Palembang,Newshanter.com – Pembukaan seminar dalam rangka peringatan HUT Ikatan Bidan Indonesia (IBI) yang ke-69 dan Hari Keluarga Nasional ke-27 yang di gelar di Hotel Swarna Dwipa Palembang, Rabu (26/8/2020).
Acara ini di hadiri Gubernur Sumatera Selatan Herman Deru mengatakan,”secara kongkrit IBI telah berbuat banyak para anggotanya sampai ke pelosok negeri.
Banyak sekali ibu-ibu/keluarga yang terbantu adanya bidan di lapangan, ada tempat yang belum terisi oleh dokter karena terbatasnya jumlah dokter, isinya adalah bidan,”ucapnya
Mengedukasi tentang menjaga kehamilan, membesarkan anak dan bergabung di dalam posyandu.
Maka pemerintah sumsel adalah satu pemerintahan yang sangat konsen terhadap posyandu dan bidan karena peran ibu- ibu di rasakan atau tidak atas kerjasamanya yang baik dengan PKK dan BKKBN telah menunjukan prestasi yaitu rendah nya kematian ibu hamil dan anak,” bebernya.
Dia juga menambahkan tidak mungkin organisasi berjalan sendiri tanpa ada mitra. Mitra ini telah di bangun oleh IBI. Di samping itu juga Herman Deru memberikan IBI mobil untuk operasional.
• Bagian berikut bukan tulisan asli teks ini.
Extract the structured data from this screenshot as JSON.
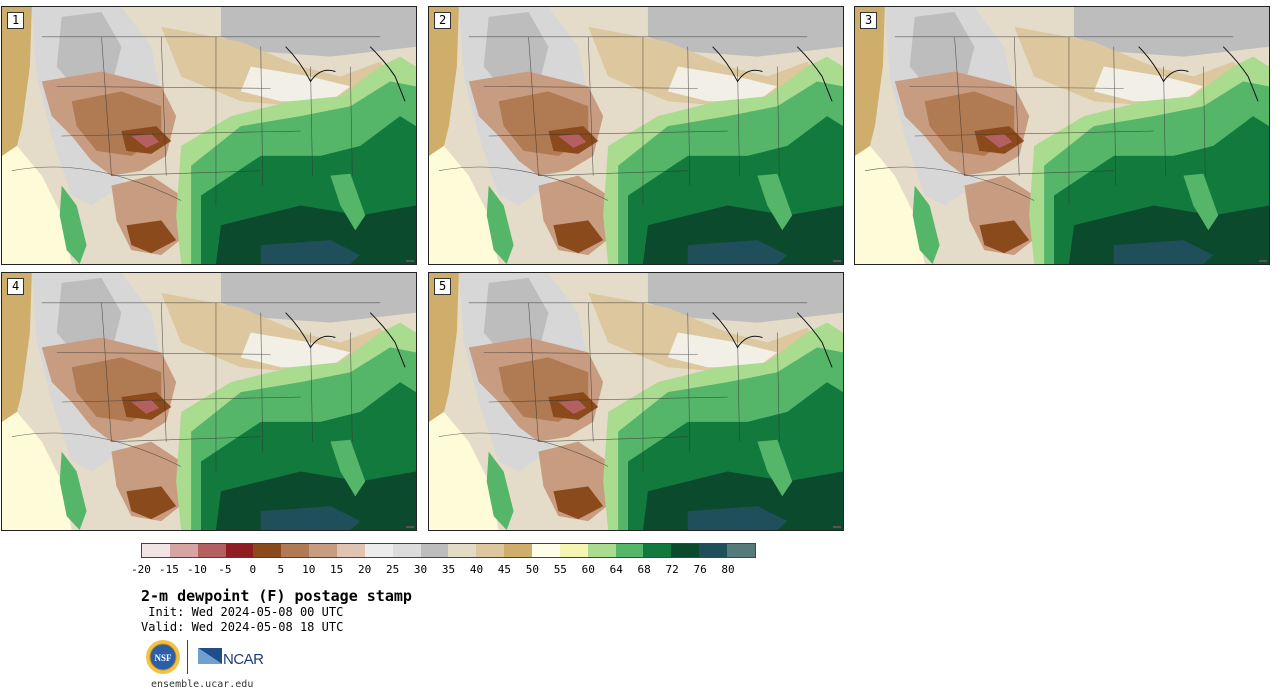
{
  "panels": [
    {
      "label": "1"
    },
    {
      "label": "2"
    },
    {
      "label": "3"
    },
    {
      "label": "4"
    },
    {
      "label": "5"
    }
  ],
  "colorbar": {
    "colors": [
      "#f2e4e4",
      "#d7a4a4",
      "#b56060",
      "#8f1d22",
      "#8a4a1c",
      "#b07a52",
      "#c89c80",
      "#e0c3b0",
      "#ececec",
      "#dcdcdc",
      "#bdbdbd",
      "#e3dbc6",
      "#dcc79e",
      "#cfae6c",
      "#fefde8",
      "#f5f6b2",
      "#aadc90",
      "#55b66a",
      "#137a3e",
      "#0b4a2c",
      "#1f4f5a",
      "#557a7a"
    ],
    "ticks": [
      "-20",
      "-15",
      "-10",
      "-5",
      "0",
      "5",
      "10",
      "15",
      "20",
      "25",
      "30",
      "35",
      "40",
      "45",
      "50",
      "55",
      "60",
      "64",
      "68",
      "72",
      "76",
      "80"
    ]
  },
  "title": "2-m dewpoint (F) postage stamp",
  "init": " Init: Wed 2024-05-08 00 UTC",
  "valid": "Valid: Wed 2024-05-08 18 UTC",
  "logos": {
    "nsf": "NSF",
    "ncar": "NCAR"
  },
  "footer": "ensemble.ucar.edu"
}
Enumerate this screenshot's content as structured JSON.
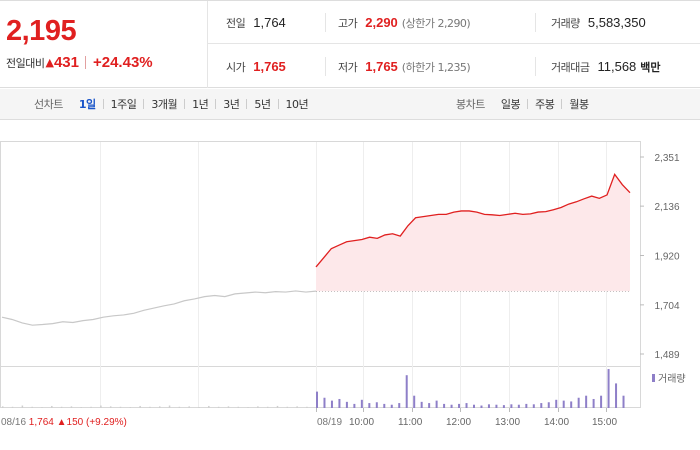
{
  "quote": {
    "price": "2,195",
    "diff_label": "전일대비",
    "diff_arrow": "▲",
    "diff_value": "431",
    "diff_rate": "+24.43%",
    "prev_close": {
      "label": "전일",
      "value": "1,764"
    },
    "high": {
      "label": "고가",
      "value": "2,290",
      "sub": "(상한가 2,290)"
    },
    "volume": {
      "label": "거래량",
      "value": "5,583,350"
    },
    "open": {
      "label": "시가",
      "value": "1,765"
    },
    "low": {
      "label": "저가",
      "value": "1,765",
      "sub": "(하한가 1,235)"
    },
    "amount": {
      "label": "거래대금",
      "value": "11,568",
      "unit": "백만"
    }
  },
  "line_tabs": {
    "title": "선차트",
    "items": [
      "1일",
      "1주일",
      "3개월",
      "1년",
      "3년",
      "5년",
      "10년"
    ],
    "active_index": 0
  },
  "candle_tabs": {
    "title": "봉차트",
    "items": [
      "일봉",
      "주봉",
      "월봉"
    ]
  },
  "colors": {
    "up": "#e02020",
    "blue": "#1a55c9",
    "prev_line": "#c8c8c8",
    "area_fill": "#fde8ea",
    "volume_bar": "#8e7fc8"
  },
  "chart_data": {
    "type": "line",
    "y_ticks": [
      "2,351",
      "2,136",
      "1,920",
      "1,704",
      "1,489"
    ],
    "y_tick_values": [
      2351,
      2136,
      1920,
      1704,
      1489
    ],
    "ylim": [
      1489,
      2351
    ],
    "x_ticks": [
      "08/19",
      "10:00",
      "11:00",
      "12:00",
      "13:00",
      "14:00",
      "15:00"
    ],
    "prev_day_label": {
      "date": "08/16",
      "price": "1,764",
      "arrow": "▲",
      "change": "150",
      "rate": "(+9.29%)"
    },
    "volume_legend": "거래량",
    "reference_price": 1764,
    "series": [
      {
        "day": "08/16",
        "values": [
          1650,
          1640,
          1625,
          1615,
          1618,
          1622,
          1630,
          1627,
          1635,
          1640,
          1650,
          1656,
          1660,
          1667,
          1680,
          1690,
          1700,
          1708,
          1722,
          1730,
          1740,
          1745,
          1740,
          1752,
          1756,
          1760,
          1757,
          1762,
          1760,
          1765,
          1760,
          1764
        ]
      },
      {
        "day": "08/19",
        "values": [
          1870,
          1910,
          1950,
          1965,
          1980,
          1985,
          1990,
          2000,
          1995,
          2010,
          2015,
          2005,
          2050,
          2085,
          2090,
          2095,
          2100,
          2100,
          2110,
          2115,
          2115,
          2110,
          2100,
          2098,
          2095,
          2100,
          2105,
          2100,
          2102,
          2110,
          2112,
          2120,
          2130,
          2145,
          2155,
          2168,
          2180,
          2170,
          2185,
          2275,
          2230,
          2195
        ]
      }
    ],
    "volume": {
      "day1": [
        4,
        3,
        6,
        3,
        2,
        5,
        3,
        4,
        2,
        3,
        6,
        4,
        3,
        2,
        5,
        3,
        4,
        6,
        3,
        4,
        2,
        5,
        3,
        4,
        3,
        2,
        4,
        3,
        5,
        3,
        4,
        3
      ],
      "day2": [
        40,
        25,
        18,
        22,
        15,
        10,
        20,
        12,
        14,
        10,
        8,
        12,
        80,
        30,
        15,
        12,
        18,
        10,
        8,
        10,
        12,
        8,
        6,
        9,
        8,
        7,
        9,
        8,
        10,
        9,
        12,
        14,
        20,
        18,
        16,
        25,
        30,
        22,
        30,
        95,
        60,
        30
      ]
    }
  }
}
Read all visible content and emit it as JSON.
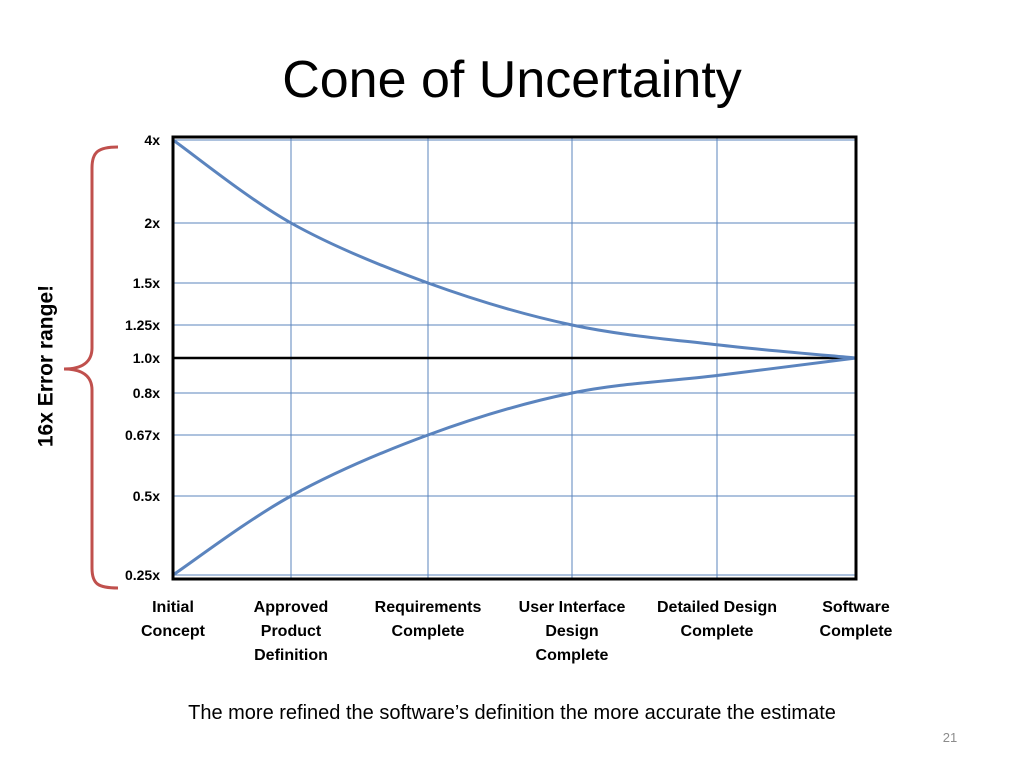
{
  "slide": {
    "title": "Cone of Uncertainty",
    "caption": "The more refined the software’s definition the more accurate the estimate",
    "page_number": "21",
    "side_label": "16x Error range!"
  },
  "colors": {
    "curve": "#5b84be",
    "grid": "#5b84be",
    "frame": "#000000",
    "brace": "#c0504d",
    "baseline": "#000000"
  },
  "chart_data": {
    "type": "line",
    "categories": [
      [
        "Initial",
        "Concept"
      ],
      [
        "Approved",
        "Product",
        "Definition"
      ],
      [
        "Requirements",
        "Complete"
      ],
      [
        "User Interface",
        "Design",
        "Complete"
      ],
      [
        "Detailed Design",
        "Complete"
      ],
      [
        "Software",
        "Complete"
      ]
    ],
    "y_ticks": [
      {
        "value": 4,
        "label": "4x"
      },
      {
        "value": 2,
        "label": "2x"
      },
      {
        "value": 1.5,
        "label": "1.5x"
      },
      {
        "value": 1.25,
        "label": "1.25x"
      },
      {
        "value": 1.0,
        "label": "1.0x"
      },
      {
        "value": 0.8,
        "label": "0.8x"
      },
      {
        "value": 0.67,
        "label": "0.67x"
      },
      {
        "value": 0.5,
        "label": "0.5x"
      },
      {
        "value": 0.25,
        "label": "0.25x"
      }
    ],
    "series": [
      {
        "values": [
          4,
          2,
          1.5,
          1.25,
          1.1,
          1.0
        ]
      },
      {
        "values": [
          0.25,
          0.5,
          0.67,
          0.8,
          0.9,
          1.0
        ]
      }
    ],
    "baseline": 1.0,
    "grid": true
  }
}
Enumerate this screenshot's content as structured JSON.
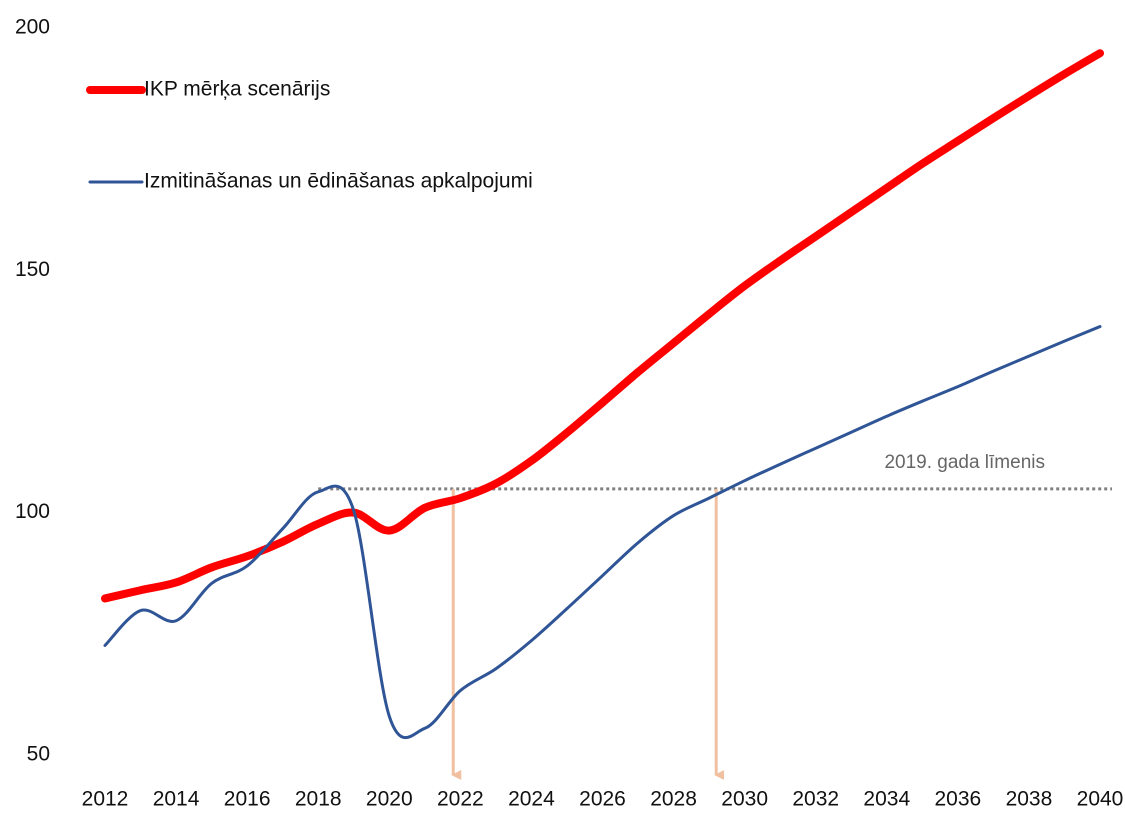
{
  "chart_data": {
    "type": "line",
    "x": [
      2012,
      2013,
      2014,
      2015,
      2016,
      2017,
      2018,
      2019,
      2020,
      2021,
      2022,
      2023,
      2024,
      2025,
      2026,
      2027,
      2028,
      2029,
      2030,
      2031,
      2032,
      2033,
      2034,
      2035,
      2036,
      2037,
      2038,
      2039,
      2040
    ],
    "series": [
      {
        "name": "IKP mērķa scenārijs",
        "color": "#ff0000",
        "values": [
          82.3,
          84,
          85.6,
          88.7,
          91,
          94,
          97.7,
          100,
          96.3,
          101,
          103,
          106,
          110.7,
          116.5,
          122.7,
          129,
          135,
          141,
          146.8,
          152,
          157,
          162,
          167,
          172,
          176.7,
          181.4,
          186,
          190.5,
          194.8
        ]
      },
      {
        "name": "Izmitināšanas un ēdināšanas apkalpojumi",
        "color": "#2f5597",
        "values": [
          72.6,
          79.8,
          77.7,
          85.4,
          89,
          96.7,
          104.3,
          100.4,
          58,
          55.5,
          63.3,
          67.8,
          73.6,
          80.2,
          87,
          93.8,
          99.4,
          103,
          106.6,
          110,
          113.3,
          116.6,
          119.9,
          123,
          126,
          129.2,
          132.3,
          135.4,
          138.4
        ]
      }
    ],
    "reference_line": {
      "label": "2019. gada līmenis",
      "value": 104.9,
      "from_x": 2018,
      "color": "#808080"
    },
    "arrows_x": [
      2021.8,
      2029.2
    ],
    "arrow_color": "#f0c0a0",
    "xlim": [
      2012,
      2040
    ],
    "xticks": [
      2012,
      2014,
      2016,
      2018,
      2020,
      2022,
      2024,
      2026,
      2028,
      2030,
      2032,
      2034,
      2036,
      2038,
      2040
    ],
    "ylim": [
      50,
      200
    ],
    "yticks": [
      50,
      100,
      150,
      200
    ],
    "grid": false,
    "legend": "top-left"
  }
}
Mudah- mudahan untuk memotivasi seluruh bidan di sumsel, harapannya agar para bupati dan walikota juga memberikan perhatian yang sama kepada bidan tapi seluruh peran pemerintahan jangan di desa atau kepala desanya, lurah atau OPD nya”, katanya.
Dia berharap kinerja dari bidan dapat semakin meningkat dan optimal dalam memberikan pelayanan kesehatan dan menunjukan kinerja yang baik dalam pelayanan, ” bebernya.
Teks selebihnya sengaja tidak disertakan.